[Freedombox-discuss] Email Encryption Basics
Jonathan Wilkes
jancsika at yahoo.com
Fri Nov 16 17:42:09 UTC 2012
----- Original Message -----
> From: Nick M. Daly <nick.m.daly at gmail.com>
> To: Michael Rogers <michael at briarproject.org>; Eugen Leitl <eugen at leitl.org>
> Cc: freedombox-discuss at lists.alioth.debian.org
> Sent: Friday, November 16, 2012 8:04 AM
> Subject: Re: [Freedombox-discuss] Email Encryption Basics
>
> Michael Rogers <michael at briarproject.org> writes:
>
>> On 16/11/12 07:35, Eugen Leitl wrote:
>>> Most attempted delivery from dynamic user space will bounce, and
>>> requiring smarthosts clashes both with the zero administration
>>> requirement and adds an additional point of attack.
>>
>> I think this is way too pessimistic. Yes, it's unrealistic to run an
>> incoming or outgoing mail server on a dynamic home IP address, but a
>> PageKite-style proxy would work.
>
> For no reason I can explain, my box can send outgoing mail without issue
> (I haven't purchased or defined an MX record or smarthost, IIRC). It
> can't receive anything at all, but mail goes out without problem, which
> allows service signups and the like. I'll try to figure out why I can
> send mail one of these days.
>
>> Alternatively, the FBX could act as a PGP proxy for an existing email
>> account: the FBX would encrypt email before sending it to the existing
>> account's SMTP server and decrypt it after collecting and deleting it
>> from the existing account's POP/IMAP server. No email would be stored
>> long-term on the provider's servers, which is a legally important
>> distinction in the US. The FBX would use Tor to store and retrieve PGP
>> public keys on multiple independently operated keyservers, making it
>> difficult for any keyserver to replace a user's key with a MITM key
>> without detection.
>
> Very interesting! As long as we tie ourselves to someone else's
> infrastructure, re-serving as a client becomes easy.

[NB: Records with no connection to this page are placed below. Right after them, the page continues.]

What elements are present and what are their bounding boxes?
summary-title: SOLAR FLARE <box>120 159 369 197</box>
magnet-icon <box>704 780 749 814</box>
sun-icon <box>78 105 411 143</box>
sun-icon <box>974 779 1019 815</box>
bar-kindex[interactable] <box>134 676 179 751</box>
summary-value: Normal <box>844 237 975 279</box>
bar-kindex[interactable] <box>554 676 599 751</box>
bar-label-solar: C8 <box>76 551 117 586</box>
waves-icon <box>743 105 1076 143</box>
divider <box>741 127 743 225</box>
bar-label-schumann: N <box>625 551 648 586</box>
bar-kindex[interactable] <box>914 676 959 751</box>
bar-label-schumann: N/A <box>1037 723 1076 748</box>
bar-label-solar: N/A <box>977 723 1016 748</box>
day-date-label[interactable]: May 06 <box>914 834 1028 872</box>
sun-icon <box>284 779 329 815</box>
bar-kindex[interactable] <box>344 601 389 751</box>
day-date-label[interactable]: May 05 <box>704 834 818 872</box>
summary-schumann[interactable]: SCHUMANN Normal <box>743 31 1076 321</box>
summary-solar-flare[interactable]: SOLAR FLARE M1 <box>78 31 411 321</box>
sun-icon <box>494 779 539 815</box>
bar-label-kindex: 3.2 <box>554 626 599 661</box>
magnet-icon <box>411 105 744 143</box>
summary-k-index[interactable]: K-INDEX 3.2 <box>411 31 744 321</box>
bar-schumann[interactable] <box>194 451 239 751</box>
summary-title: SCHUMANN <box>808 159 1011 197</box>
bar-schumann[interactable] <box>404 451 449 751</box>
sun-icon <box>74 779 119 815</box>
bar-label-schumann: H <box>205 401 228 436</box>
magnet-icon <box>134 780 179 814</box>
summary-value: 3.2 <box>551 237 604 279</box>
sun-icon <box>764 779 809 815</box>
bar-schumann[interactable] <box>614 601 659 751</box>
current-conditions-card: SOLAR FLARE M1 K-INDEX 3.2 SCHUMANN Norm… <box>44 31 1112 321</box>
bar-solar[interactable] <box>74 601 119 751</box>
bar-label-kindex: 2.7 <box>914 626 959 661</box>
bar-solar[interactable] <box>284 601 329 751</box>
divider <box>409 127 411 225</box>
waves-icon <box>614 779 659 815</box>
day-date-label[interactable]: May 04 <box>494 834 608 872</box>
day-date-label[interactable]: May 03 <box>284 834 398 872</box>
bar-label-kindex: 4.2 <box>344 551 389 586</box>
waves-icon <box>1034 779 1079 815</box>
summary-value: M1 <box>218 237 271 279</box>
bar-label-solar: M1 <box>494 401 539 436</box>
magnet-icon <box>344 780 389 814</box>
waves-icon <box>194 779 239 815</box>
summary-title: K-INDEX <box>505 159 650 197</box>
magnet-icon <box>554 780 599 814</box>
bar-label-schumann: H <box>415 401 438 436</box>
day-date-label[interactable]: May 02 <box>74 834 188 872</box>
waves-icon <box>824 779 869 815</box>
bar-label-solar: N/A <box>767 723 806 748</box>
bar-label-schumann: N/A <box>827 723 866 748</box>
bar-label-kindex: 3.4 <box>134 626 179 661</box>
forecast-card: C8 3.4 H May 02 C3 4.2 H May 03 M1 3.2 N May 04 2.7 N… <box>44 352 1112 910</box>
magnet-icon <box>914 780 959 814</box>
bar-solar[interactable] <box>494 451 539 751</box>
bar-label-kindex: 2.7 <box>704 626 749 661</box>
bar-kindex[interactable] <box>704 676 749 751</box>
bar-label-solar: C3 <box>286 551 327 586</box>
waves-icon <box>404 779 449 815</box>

That might be the easiest way for a user to get up and running with
reliable service. Just keep in mind that the metadata is still very much
subject to collection and mining-- who you are sending to, when you are
sending, subject line?, and probably a lot else which is stored on the server
after being deleted for a fairly long period according to many TOS I've
seen.
In the case of Paula Broadwell, owning a FBX with such a setup would have
changed nothing at all: the recipient of some of her messages started
the investigation, metadata identified her as the sender, and the content of
her email/documents was revealed by physically removing her machine.
If she had used Tor, or a FBX that goes through Tor or some other anonymizing
overlay, identifying the sender by metadata would have been much more difficult.